Melhoria pela pressão
Indica condição de Deficiência
Alívio pelo calor
Revela condição devida a Frio ou Deficiência de Yang, assim como a dor agravada pelo frio.
Alívio pelo frio
Tanto pela aplicação de frio local, quanto pela ingestão de comidas frias, indica a presença de Calor, da mesma forma que a dor agravada pelo calor.
Agravação por frio e umidade, alívio pelo calor
Invasão de Frio e Umidade no plano músculo-esquelético (Meridianos).
Fisiopatológico
Superfície e Profundidade
As dores podem ter origens diferentes: interna (órgãos e vísceras), ou externa (músculo-esquelética).
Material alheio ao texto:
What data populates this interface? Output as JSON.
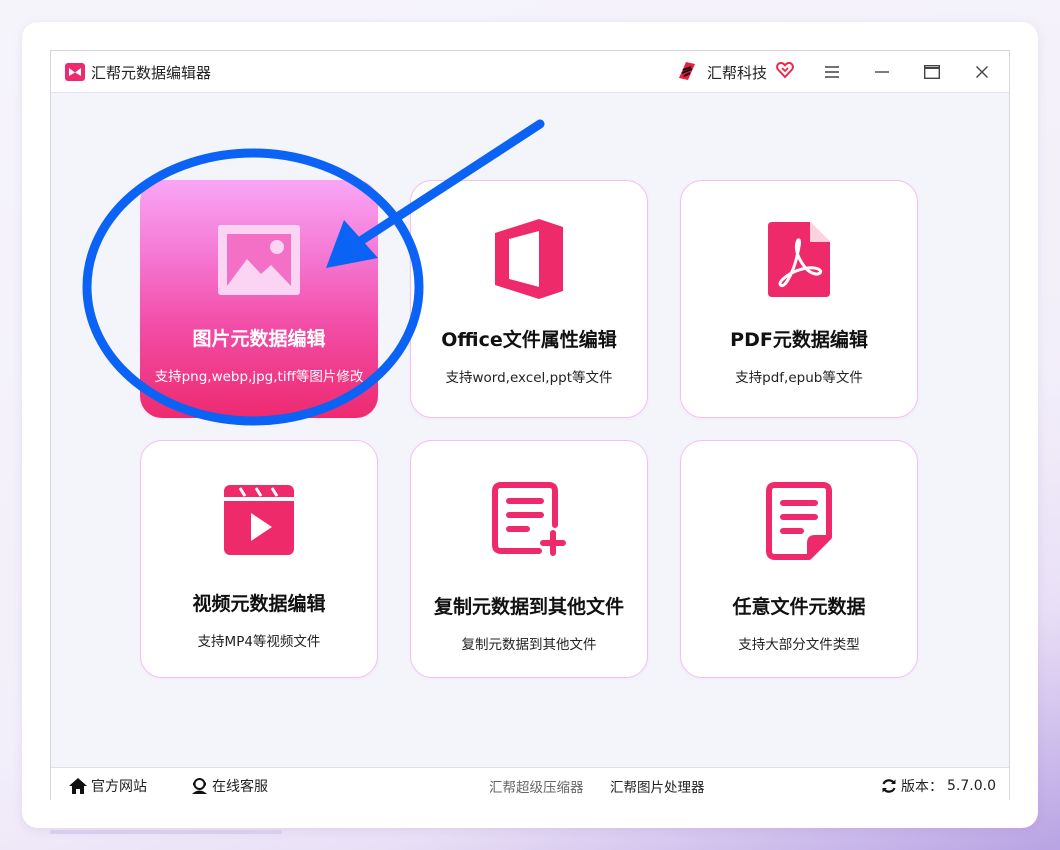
{
  "window": {
    "title": "汇帮元数据编辑器",
    "brand_name": "汇帮科技"
  },
  "tiles": [
    {
      "title": "图片元数据编辑",
      "desc": "支持png,webp,jpg,tiff等图片修改",
      "icon": "image-icon",
      "active": true
    },
    {
      "title": "Office文件属性编辑",
      "desc": "支持word,excel,ppt等文件",
      "icon": "office-icon",
      "active": false
    },
    {
      "title": "PDF元数据编辑",
      "desc": "支持pdf,epub等文件",
      "icon": "pdf-icon",
      "active": false
    },
    {
      "title": "视频元数据编辑",
      "desc": "支持MP4等视频文件",
      "icon": "video-icon",
      "active": false
    },
    {
      "title": "复制元数据到其他文件",
      "desc": "复制元数据到其他文件",
      "icon": "copy-list-icon",
      "active": false
    },
    {
      "title": "任意文件元数据",
      "desc": "支持大部分文件类型",
      "icon": "document-icon",
      "active": false
    }
  ],
  "statusbar": {
    "website": "官方网站",
    "support": "在线客服",
    "compressor": "汇帮超级压缩器",
    "image_processor": "汇帮图片处理器",
    "version_label": "版本：",
    "version": "5.7.0.0"
  },
  "annotation": {
    "highlight_color": "#0a63f5"
  },
  "colors": {
    "accent": "#ef2a6a",
    "tile_border": "#f0c2ee",
    "active_gradient_top": "#f9a6f6",
    "active_gradient_bottom": "#ee2a6f"
  }
}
As dores devidas a entorses, traumas ou síndrome bi envolvem apenas a região chamada Biao na MTC (superfície, em oposição a Li – profundidade), onde estão os Meridianos, ou seja, o plano músculoesquelético.
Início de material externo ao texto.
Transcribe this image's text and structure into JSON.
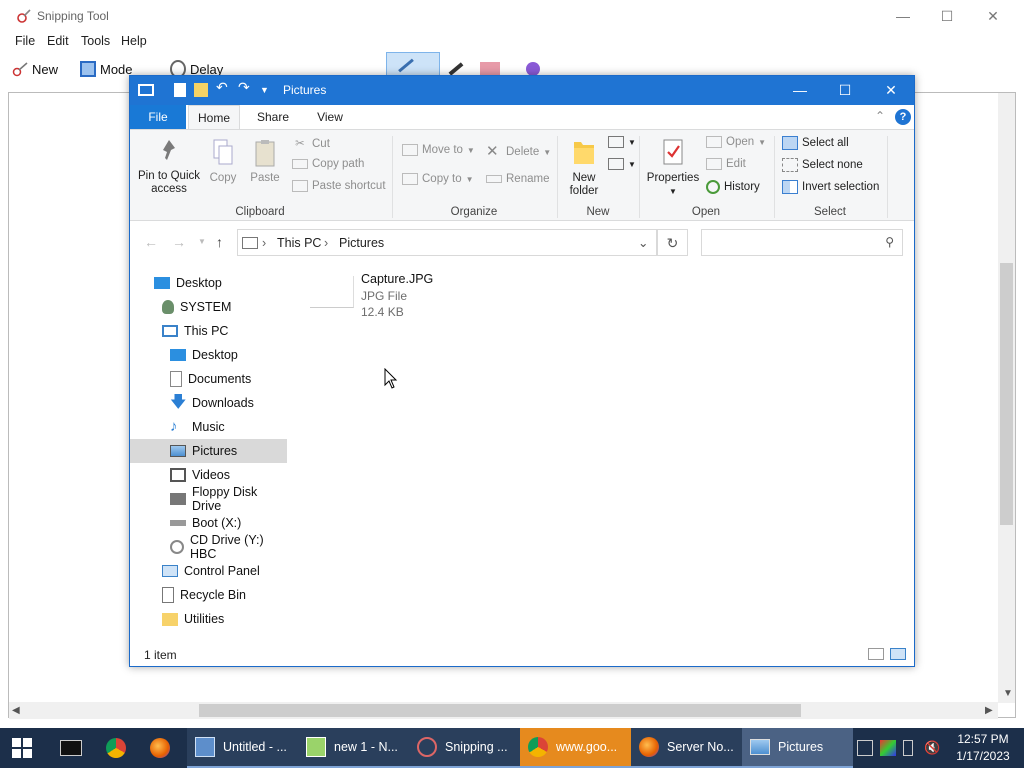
{
  "snipping_tool": {
    "title": "Snipping Tool",
    "menu": [
      "File",
      "Edit",
      "Tools",
      "Help"
    ],
    "toolbar": {
      "new": "New",
      "mode": "Mode",
      "delay": "Delay"
    }
  },
  "explorer": {
    "title": "Pictures",
    "tabs": {
      "file": "File",
      "home": "Home",
      "share": "Share",
      "view": "View"
    },
    "ribbon": {
      "clipboard": {
        "label": "Clipboard",
        "pin": "Pin to Quick access",
        "copy": "Copy",
        "paste": "Paste",
        "cut": "Cut",
        "copy_path": "Copy path",
        "paste_shortcut": "Paste shortcut"
      },
      "organize": {
        "label": "Organize",
        "move_to": "Move to",
        "copy_to": "Copy to",
        "delete": "Delete",
        "rename": "Rename"
      },
      "new": {
        "label": "New",
        "new_folder": "New folder"
      },
      "open": {
        "label": "Open",
        "properties": "Properties",
        "open": "Open",
        "edit": "Edit",
        "history": "History"
      },
      "select": {
        "label": "Select",
        "select_all": "Select all",
        "select_none": "Select none",
        "invert_selection": "Invert selection"
      }
    },
    "address": {
      "crumb1": "This PC",
      "crumb2": "Pictures",
      "search_placeholder": ""
    },
    "nav": [
      {
        "label": "Desktop"
      },
      {
        "label": "SYSTEM"
      },
      {
        "label": "This PC"
      },
      {
        "label": "Desktop"
      },
      {
        "label": "Documents"
      },
      {
        "label": "Downloads"
      },
      {
        "label": "Music"
      },
      {
        "label": "Pictures"
      },
      {
        "label": "Videos"
      },
      {
        "label": "Floppy Disk Drive"
      },
      {
        "label": "Boot (X:)"
      },
      {
        "label": "CD Drive (Y:) HBC"
      },
      {
        "label": "Control Panel"
      },
      {
        "label": "Recycle Bin"
      },
      {
        "label": "Utilities"
      }
    ],
    "file": {
      "name": "Capture.JPG",
      "type": "JPG File",
      "size": "12.4 KB"
    },
    "status": "1 item"
  },
  "taskbar": {
    "apps": [
      {
        "label": "Untitled - ..."
      },
      {
        "label": "new 1 - N..."
      },
      {
        "label": "Snipping ..."
      },
      {
        "label": "www.goo..."
      },
      {
        "label": "Server No..."
      },
      {
        "label": "Pictures"
      }
    ],
    "time": "12:57 PM",
    "date": "1/17/2023"
  },
  "colors": {
    "accent": "#1f74d3",
    "taskbar": "#1c2f4a",
    "chrome_highlight": "#e68a1e"
  }
}
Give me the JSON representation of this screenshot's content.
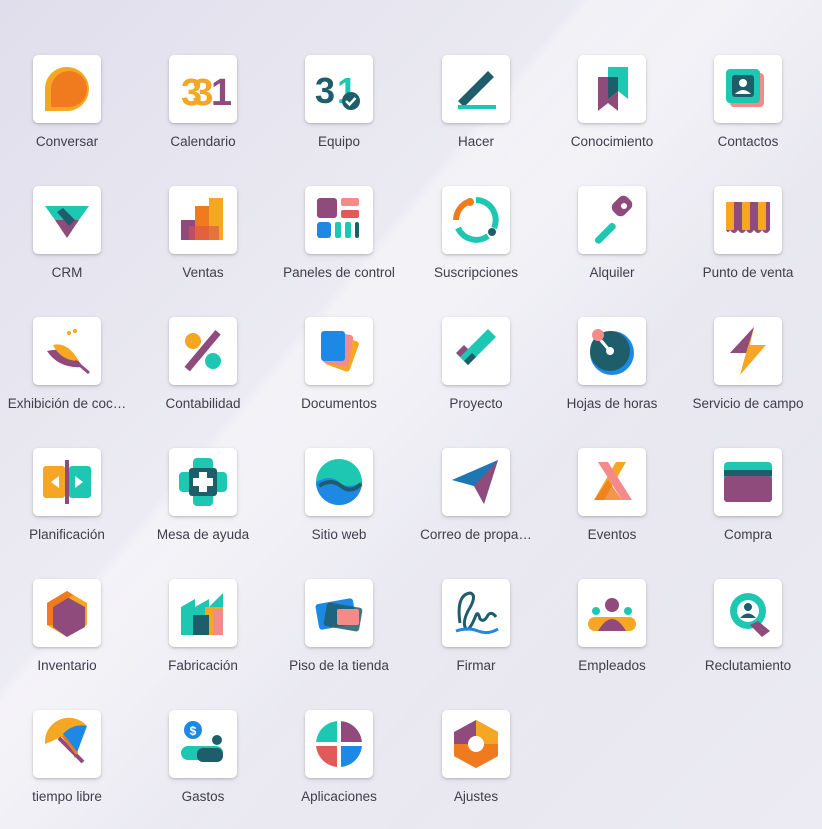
{
  "apps": [
    {
      "label": "Conversar",
      "icon": "chat-bubble-icon"
    },
    {
      "label": "Calendario",
      "icon": "calendar-icon"
    },
    {
      "label": "Equipo",
      "icon": "calendar-check-icon"
    },
    {
      "label": "Hacer",
      "icon": "pencil-line-icon"
    },
    {
      "label": "Conocimiento",
      "icon": "bookmark-icon"
    },
    {
      "label": "Contactos",
      "icon": "contact-card-icon"
    },
    {
      "label": "CRM",
      "icon": "handshake-icon"
    },
    {
      "label": "Ventas",
      "icon": "bar-chart-icon"
    },
    {
      "label": "Paneles de control",
      "icon": "dashboard-grid-icon"
    },
    {
      "label": "Suscripciones",
      "icon": "circular-arrows-icon"
    },
    {
      "label": "Alquiler",
      "icon": "key-icon"
    },
    {
      "label": "Punto de venta",
      "icon": "shop-awning-icon"
    },
    {
      "label": "Exhibición de coc…",
      "icon": "whisk-bowl-icon"
    },
    {
      "label": "Contabilidad",
      "icon": "percent-icon"
    },
    {
      "label": "Documentos",
      "icon": "documents-icon"
    },
    {
      "label": "Proyecto",
      "icon": "checkmark-icon"
    },
    {
      "label": "Hojas de horas",
      "icon": "timer-icon"
    },
    {
      "label": "Servicio de campo",
      "icon": "lightning-icon"
    },
    {
      "label": "Planificación",
      "icon": "planning-arrows-icon"
    },
    {
      "label": "Mesa de ayuda",
      "icon": "helpdesk-cross-icon"
    },
    {
      "label": "Sitio web",
      "icon": "globe-wave-icon"
    },
    {
      "label": "Correo de propa…",
      "icon": "paper-plane-icon"
    },
    {
      "label": "Eventos",
      "icon": "event-x-icon"
    },
    {
      "label": "Compra",
      "icon": "credit-card-icon"
    },
    {
      "label": "Inventario",
      "icon": "hexagon-box-icon"
    },
    {
      "label": "Fabricación",
      "icon": "factory-icon"
    },
    {
      "label": "Piso de la tienda",
      "icon": "tablet-icon"
    },
    {
      "label": "Firmar",
      "icon": "signature-icon"
    },
    {
      "label": "Empleados",
      "icon": "people-icon"
    },
    {
      "label": "Reclutamiento",
      "icon": "magnifier-person-icon"
    },
    {
      "label": "tiempo libre",
      "icon": "umbrella-icon"
    },
    {
      "label": "Gastos",
      "icon": "money-hand-icon"
    },
    {
      "label": "Aplicaciones",
      "icon": "apps-quadrant-icon"
    },
    {
      "label": "Ajustes",
      "icon": "gear-hexagon-icon"
    }
  ]
}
Outros tipo de dor envolvem os órgãos internos (Zang Fu). Por exemplo, uma dor abdominal associada a constipação ou diarréia, naturalmente é devida a distúrbios intestinais. Quando a dor tem origem em perturbações dos órgãos internos, sempre aparecem sintomas desses distúrbios, permitindo uma distinção.
Entre as síndromes Bi de evolução prolongada, a mais freqüente é a modalidade atribuída à deficiência de Qi e sangue. O mecanismo subjacente é a deficiência do Qi Correto (Zheng Qi). O resultado é dor articular persistente, de tratamento difícil. O paciente se apresenta fatigado, sem brilho da face, com dor lombar, sensação de frio e dificuldade para movimentar os membros.
Diferenciação das síndromes bi segundo o fator patogênico
As categorias principais de síndromes Bi são do tipo Frio (Han Bi) e do tipo Umidade (Shi Bi). A presença de água nos nódulos fibrocísticos e das faixas musculares tensas palpáveis, achados típicos da dor miofascial crônica, assim como as sensações descritas pelos pacientes com essa patologia, como peso, parestesia, e disestesia, coincidem com a descrição da Medicina Tradicional Chinesa das síndromes Han e Shi Bi.
1. Tipo Vento (Feng)
O paciente apresenta aversão ao vento, sensação de calor, dor ou dolorimento articular ou no corpo, com dificuldade para movimentar as articulações É mais freqüente nos membros superiores e ombros.
2. Tipo Frio (Han)
A dor intensa e fixa melhora com o calor e piora com o frio, e há dificuldade para movimentar as articulações. O revestimento lingual é esbranquiçado.
3. Tipo Umidade (Shi)
O quadro é de dor fixa, com sensação de peso e com impotência funcional, parestesia de membros, sensação de peso nas mãos e nos pés.
4. Tipo Vento e Umidade (Feng Shi)
É uma combinação de Síndromes Bi dos tipos Vento e Umidade.
5. Tipo Vento, Umidade e Frio (Feng Han Shi)
Dor articular, parestesia dos membros, lassidão lombar e dos joelhos, dificuldade para andar. A presença de parestesia indica um quadro de Umidade.